Como no le apetecía subir los cuatro tramos de escalera hasta su despacho, decidió no demorar la inevitable visita a Patta y se dirigió hacia la escalera que llevaba al despacho de su superior. Mientras subía el primer tramo, lo sorprendió lo fácil que le resultaba la ascensión y se preguntó por qué se le habría antojado tan difícil llegar a su propio despacho, pero no consiguió recordarlo. Pensó en lo agradable que sería subir volando y el mucho tiempo que le ahorraría todos los días, pero ahora ya estaba en el despacho de la
signorina
Elettra y se olvidó de la idea del vuelo.
Ella levantó la mirada del ordenador y, al verle el brazo y el semblante, se levantó y dio la vuelta a la mesa para ir a su encuentro.
—¿Qué le ha pasado, comisario?
La sinceridad de su preocupación era tan visible como audible y Brunetti se sintió vivamente conmovido. Qué suerte tenían las mujeres de poder permitirse mostrar abiertamente sus emociones, pensó, y qué gratas eran esas muestras de afecto y preocupación.
—Gracias,
signorina
—dijo, dominando el impulso de ponerle la mano en el hombro al darle las gracias por todo lo que ella manifestaba inconscientemente—. ¿Está el
vicequestore
?
—Sí. ¿Está seguro de querer verlo ahora?
—Oh, sí. Es el momento más oportuno.
—¿Quiere un café,
dottore
? —preguntó ella ayudándole a quitarse el impermeable.
Brunetti movió la cabeza negativamente.
—No,
signorina,
muchas gracias. Sólo quiero hablar un momento con el
vicequestore.
La costumbre y sólo la costumbre hizo a Brunetti golpear la puerta de Patta con los nudillos. Cuando entró, Patta lo recibió con no menor sorpresa que la mostrada por la
signorina
Elettra, pero mientras la de la joven estaba matizada de preocupación la de Patta exudaba sólo reproche.
—¿Qué le ha pasado, Brunetti?
—Alguien ha tratado de matarme —respondió él con naturalidad.
—Pues no se habrá esforzado mucho, si eso es todo lo que ha conseguido.

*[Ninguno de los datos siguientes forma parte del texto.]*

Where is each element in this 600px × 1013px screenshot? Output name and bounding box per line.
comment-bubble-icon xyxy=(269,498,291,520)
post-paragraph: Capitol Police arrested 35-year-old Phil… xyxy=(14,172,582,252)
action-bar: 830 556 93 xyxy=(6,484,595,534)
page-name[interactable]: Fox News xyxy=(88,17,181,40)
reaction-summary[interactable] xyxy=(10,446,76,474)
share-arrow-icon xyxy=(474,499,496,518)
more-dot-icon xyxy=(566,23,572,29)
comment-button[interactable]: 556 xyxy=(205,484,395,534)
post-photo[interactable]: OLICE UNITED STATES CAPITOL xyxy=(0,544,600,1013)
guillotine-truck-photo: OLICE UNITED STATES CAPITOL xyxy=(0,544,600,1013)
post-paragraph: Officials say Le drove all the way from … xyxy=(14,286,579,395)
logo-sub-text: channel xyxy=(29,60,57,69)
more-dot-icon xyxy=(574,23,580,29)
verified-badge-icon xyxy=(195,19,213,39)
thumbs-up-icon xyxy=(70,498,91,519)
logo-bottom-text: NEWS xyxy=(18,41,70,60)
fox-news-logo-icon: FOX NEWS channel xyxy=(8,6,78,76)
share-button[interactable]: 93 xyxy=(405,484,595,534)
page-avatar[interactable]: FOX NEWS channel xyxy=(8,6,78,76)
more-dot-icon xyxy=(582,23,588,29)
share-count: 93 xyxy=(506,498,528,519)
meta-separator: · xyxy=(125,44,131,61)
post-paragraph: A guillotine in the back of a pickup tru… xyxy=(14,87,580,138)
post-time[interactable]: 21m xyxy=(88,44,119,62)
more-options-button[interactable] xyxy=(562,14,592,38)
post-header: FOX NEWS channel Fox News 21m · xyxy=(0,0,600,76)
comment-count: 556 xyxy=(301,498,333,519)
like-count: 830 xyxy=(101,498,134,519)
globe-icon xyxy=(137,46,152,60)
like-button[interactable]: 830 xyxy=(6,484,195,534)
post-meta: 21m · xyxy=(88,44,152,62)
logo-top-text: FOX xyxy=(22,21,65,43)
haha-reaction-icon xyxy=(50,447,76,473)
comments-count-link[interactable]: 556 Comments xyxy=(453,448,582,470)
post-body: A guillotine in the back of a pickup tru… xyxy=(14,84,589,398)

—¿Puedo sentarme? —preguntó Brunetti.
Viendo en la petición poco más que una artimaña de Brunetti para llamar la atención a su herida, Patta asintió de mala gana señalando una silla.
—¿Se puede saber qué ha pasado? —inquirió.
—Anoche, en el hospital… —empezó Brunetti, pero Patta lo interrumpió.
—Lo que pasó en el hospital ya lo sé. Esa mujer quería matar a la monja porque se le había metido en la cabeza la manía de que ella había matado a su padre —dijo Patta, que hizo una larga pausa antes de añadir—: Fue una suerte que usted estuviera allí para impedirlo. —Quizá, si se hubiera esforzado un poco, Patta hubiera podido hacer todavía más parco el elogio.
Brunetti escuchaba, sorprendido sólo por la rapidez con que se había convencido a Patta. Él ya esperaba que se elaborase alguna historia de este tenor para explicar el acto de la
signorina
Lerini, pero no suponía que fuera tan burda.
—¿Y no podría haber otra explicación?
—¿Como cuál? —preguntó Patta con su proverbial suspicacia.
—¿Que ella supiera algo que la
signorina
Lerini quisiera mantener en secreto?
—¿Qué secreto podría tener una mujer como ella?
—¿Una mujer como quién?
—Una beata —respondió Patta sin vacilar—. Una mujer de esas que no piensan más que en la religión y la Iglesia. —El tono de Patta no indicaba si él veía con buenos ojos esta conducta en una mujer—. ¿Y bien? —apremió, en vista de que Brunetti no decía nada.